Leurs revendications ne sont pourtant pas révolutionnaires ; et c’est bien dommage d’ailleurs. Elles n’en restent pas moins évidentes et justifiées. Mais un risque réel de manipulation par le ministère, profitant de l’inexpérience des lycéens sur les réponses techniques aux problèmes, existe. Beaucoup des conseillers de Claude Allègre étaient en 1968 de l’autre côté de la barricade, comme Alain Geismar, révolutionnaire maoïste devenu inspecteur général de l’Éducation nationale et interlocuteur des lycéens pour le compte du ministre. Ce type de requin sait nager dans toutes les eaux et il le montre actuellement à propos du problème central qu’est la pénurie de profs. La seule solution acceptable est l’embauche de nouveaux enseignants ou la réembauche définitive des maîtres auxiliaires totalement précarisés depuis quelques années. Pour cela il faudrait enrayer la chute continuelle du nombre des postes aux concours, « justifiée » par la baisse du nombre des lycéens, argument que la réalité des effectifs des classes dément chaque jour.

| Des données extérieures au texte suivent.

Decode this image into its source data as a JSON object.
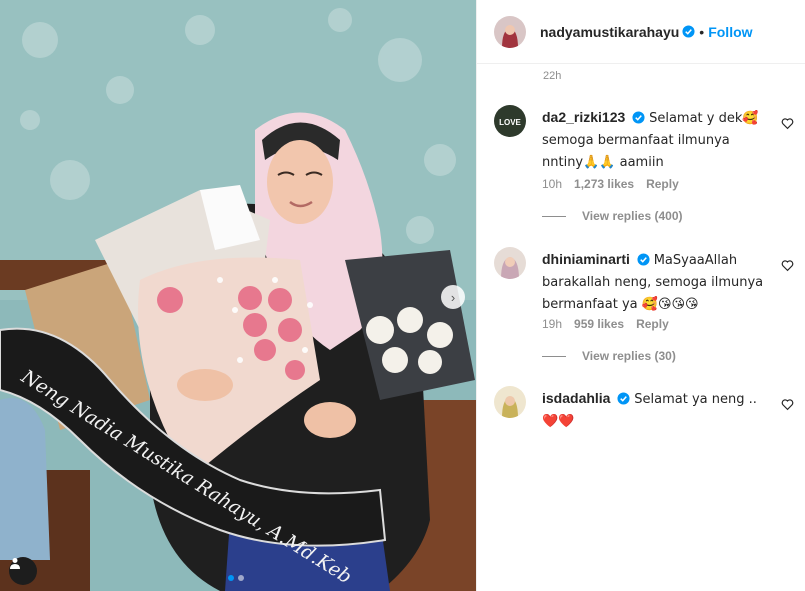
{
  "photo": {
    "sash_text": "Neng Nadia Mustika Rahayu, A.Md.Keb",
    "slide_count": 2,
    "active_slide": 1
  },
  "post": {
    "username": "nadyamustikarahayu",
    "follow_label": "Follow",
    "bullet": "•",
    "post_time": "22h"
  },
  "comments": [
    {
      "username": "da2_rizki123",
      "verified": true,
      "text": "Selamat y dek🥰 semoga bermanfaat ilmunya nntiny🙏🙏 aamiin",
      "time": "10h",
      "likes": "1,273 likes",
      "reply": "Reply",
      "view_replies": "View replies (400)",
      "avatar_text": "LOVE"
    },
    {
      "username": "dhiniaminarti",
      "verified": true,
      "text": "MaSyaaAllah barakallah neng, semoga ilmunya bermanfaat ya 🥰😘😘😘",
      "time": "19h",
      "likes": "959 likes",
      "reply": "Reply",
      "view_replies": "View replies (30)"
    },
    {
      "username": "isdadahlia",
      "verified": true,
      "text": "Selamat ya neng .. ❤️❤️"
    }
  ],
  "icons": {
    "verified": "verified-badge-icon",
    "heart": "heart-outline-icon",
    "next": "chevron-right-icon",
    "tag": "user-tag-icon"
  },
  "colors": {
    "accent": "#0095f6",
    "muted": "#8e8e8e",
    "text": "#262626"
  }
}
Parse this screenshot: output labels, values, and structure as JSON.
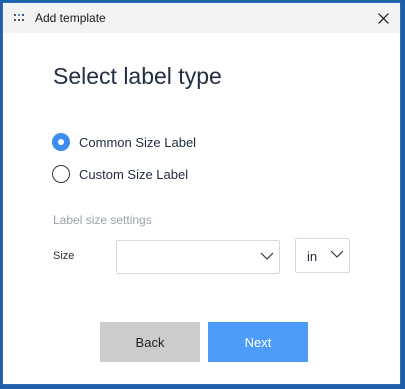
{
  "window": {
    "title": "Add template",
    "icon": "app-grid-icon",
    "close_icon": "close-icon"
  },
  "heading": "Select label type",
  "label_type": {
    "options": [
      {
        "label": "Common Size Label",
        "selected": true
      },
      {
        "label": "Custom Size Label",
        "selected": false
      }
    ]
  },
  "settings": {
    "section_label": "Label size settings",
    "size_label": "Size",
    "size_value": "",
    "unit_value": "in"
  },
  "buttons": {
    "back": "Back",
    "next": "Next"
  },
  "colors": {
    "accent": "#3d8cf0",
    "next_button": "#4d9cf8",
    "back_button": "#cccccc",
    "window_border": "#1f5fa8"
  }
}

Mais la politique néolibérale du gouvernement est de n’embaucher aucun nouveau fonctionnaire. Allègre préfère boucher provisoirement les trous en se servant d’emplois précaires d’étudiants embauchés sous contrat à durée déterminée et parachutés sans formation dans les classes. Les grands discours du ministre qui estime que les solutions sont qualitatives et non quantitatives (pour ne pas payer de nouveaux personnels) sonnent bien faux tout à coup. Assurément le ministre n’a ni provoqué, ni même souhaité, ce mouvement mais il tente de l’agitation et de l’émotion pour faire passer à la hussarde un certain nombre de pratiques inacceptables.

Service public

L’enjeu réel de ce mouvement et de ceux qui suivront inévitablement est cependant beaucoup plus important que quelques rustines sur un système autoritaire, inégalitaire et centralisé. Nous ne défendrons pas l’Éducation nationale parce qu’il serait tout de même paradoxal de voir des anarchistes au chevet d’un des principaux outils de la domination idéologique de l’État républicain. Par contre c’est l’occasion de défendre notre conception de ce que doit être un véritable service public de l’éducation. Service public, pour nous cela veut dire trois choses : universel, totalement non marchand et gratuit, géré par ses usagers. Nous devons ainsi nous battre contre les filières ultra-courtes qui sous prétexte d’enseignement plus concret ont pour fonction de faire sortir de l’école le plus possible d’élèves, le plus rapidement possible. L’école doit être ouverte à tous, dans les mêmes conditions matérielles et pour cela être parfaitement gratuite (transports, livres et fournitures, repas dans les cantines et voyages scolaires compris). Enfin et surtout l’école doit être la propriété véritable de ses acteurs et non la propriété de l’État ou des curés.

Élèves, profs, parents, doivent selon nous autogérer les écoles, les collèges et les lycées. Dans un premier temps, nous serions bien inspirés de profiter des mouvements en cours pour exprimer nos idées et par exemple de revendiquer au moins un établissement autogéré par département, pour chacun des niveaux de la scolarité.